Let’s turn to the research question formulated earlier in this chapter.
Using extensive experiments on three test collections (for pseudo relevance feedback) and one test collection (for explicit relevance feedback), we found that using relevance feedback models yields substantial, and in most cases significant, improvements over the baseline. In particular, we found that the PRM model obtains the highest scores on most test collections. Furthermore, we found that RM-1 yields the most robust performance (i.e., being the least sensitive to various parameter settings) under pseudo relevance feedback on two test collections. Finally, our proposed NLLR model is particularly suited for use in combination with explicit relevance feedback.

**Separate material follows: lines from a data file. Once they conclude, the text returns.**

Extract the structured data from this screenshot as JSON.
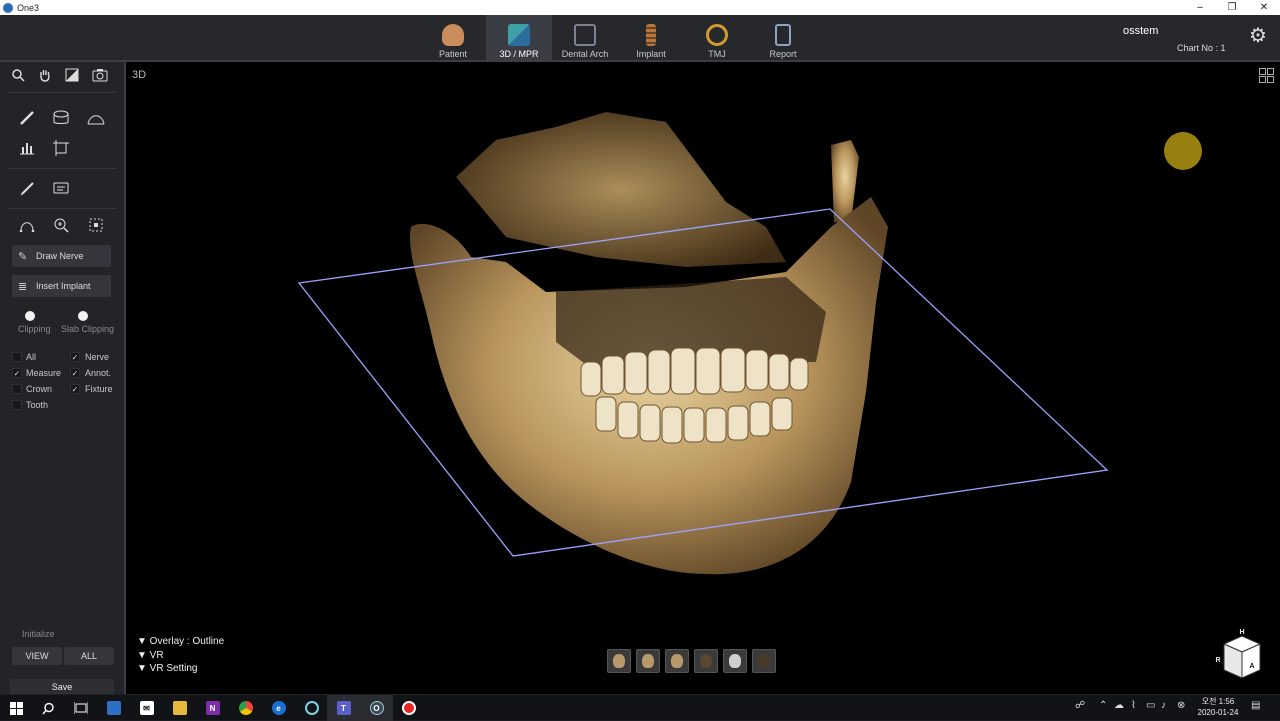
{
  "window": {
    "title": "One3",
    "minimize": "–",
    "restore": "❐",
    "close": "✕"
  },
  "header": {
    "tabs": [
      {
        "label": "Patient",
        "icon": "patient-icon",
        "color": "#c98c5a"
      },
      {
        "label": "3D / MPR",
        "icon": "3d-mpr-icon",
        "color": "#3fa0a8",
        "active": true
      },
      {
        "label": "Dental Arch",
        "icon": "dental-arch-icon",
        "color": "#7d8394"
      },
      {
        "label": "Implant",
        "icon": "implant-icon",
        "color": "#b7773d"
      },
      {
        "label": "TMJ",
        "icon": "tmj-icon",
        "color": "#d09a2c"
      },
      {
        "label": "Report",
        "icon": "report-icon",
        "color": "#8fa2c8"
      }
    ],
    "user": "osstem",
    "chart_no": "Chart No : 1",
    "settings_icon": "⚙"
  },
  "sidebar": {
    "top_tools": [
      "🔍",
      "✋",
      "◩",
      "📷"
    ],
    "draw_nerve": "Draw Nerve",
    "insert_implant": "Insert Implant",
    "clipping": "Clipping",
    "slab_clipping": "Slab Clipping",
    "checks": [
      {
        "label": "All",
        "checked": false
      },
      {
        "label": "Nerve",
        "checked": true
      },
      {
        "label": "Measure",
        "checked": true
      },
      {
        "label": "Annot.",
        "checked": true
      },
      {
        "label": "Crown",
        "checked": false
      },
      {
        "label": "Fixture",
        "checked": true
      },
      {
        "label": "Tooth",
        "checked": false
      }
    ],
    "initialize": "Initialize",
    "view_btn": "VIEW",
    "all_btn": "ALL",
    "save_btn": "Save"
  },
  "viewport": {
    "label": "3D",
    "overlay": "▼ Overlay : Outline",
    "vr": "▼ VR",
    "vr_setting": "▼ VR Setting",
    "cube_h": "H",
    "cube_r": "R",
    "cube_a": "A"
  },
  "taskbar": {
    "clock_time": "오전 1:56",
    "clock_date": "2020-01-24"
  }
}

This general research question gave rise to the following subquestions.
We have presented two novel models that aim to make use of both of these sources of information and have compared to a number of other, established relevance feedback models for query modeling. In theoretical terms, we have shown that these related methods can be considered special cases of NLLR which, under explicit relevance feedback, is able to reap the benefits of all the methods it subsumes. Using pseudo relevant feedback documents, the performance of our models leaves room for improvement. Under explicit relevance feedback, however, we have shown that NLLR is particularly suitable for use in conjunction with this type of feedback. The other proposed model, MLgen, behaves similar to the related models, both under explicit and pseudo relevance feedback.
We have found that there exists a large variance in the performance of all evaluated models on different test collections. Furthermore, the number of documents used for estimation and the number of terms included in the query models exhibit a considerable influence on the retrieval performance. Properly optimizing these parameters (either for recall- or precision-oriented measures) yields substantial and mostly significant improvements on the measure optimizing for.
In the next chapter, we introduce and evaluate a query modeling approach for annotated documents, i.e., documents annotated using concepts. This novel method builds upon the intuitions behind the relevance modeling approach, as well as MBF and PRM. Using our two-step method, we find that using information from the annotations helps to significantly improve end-to-end retrieval performance. After we have presented a method for linking queries to concepts in Chapter 6, we turn to using these concepts for query modeling (again using relevance feedback techniques) in Chapter 7.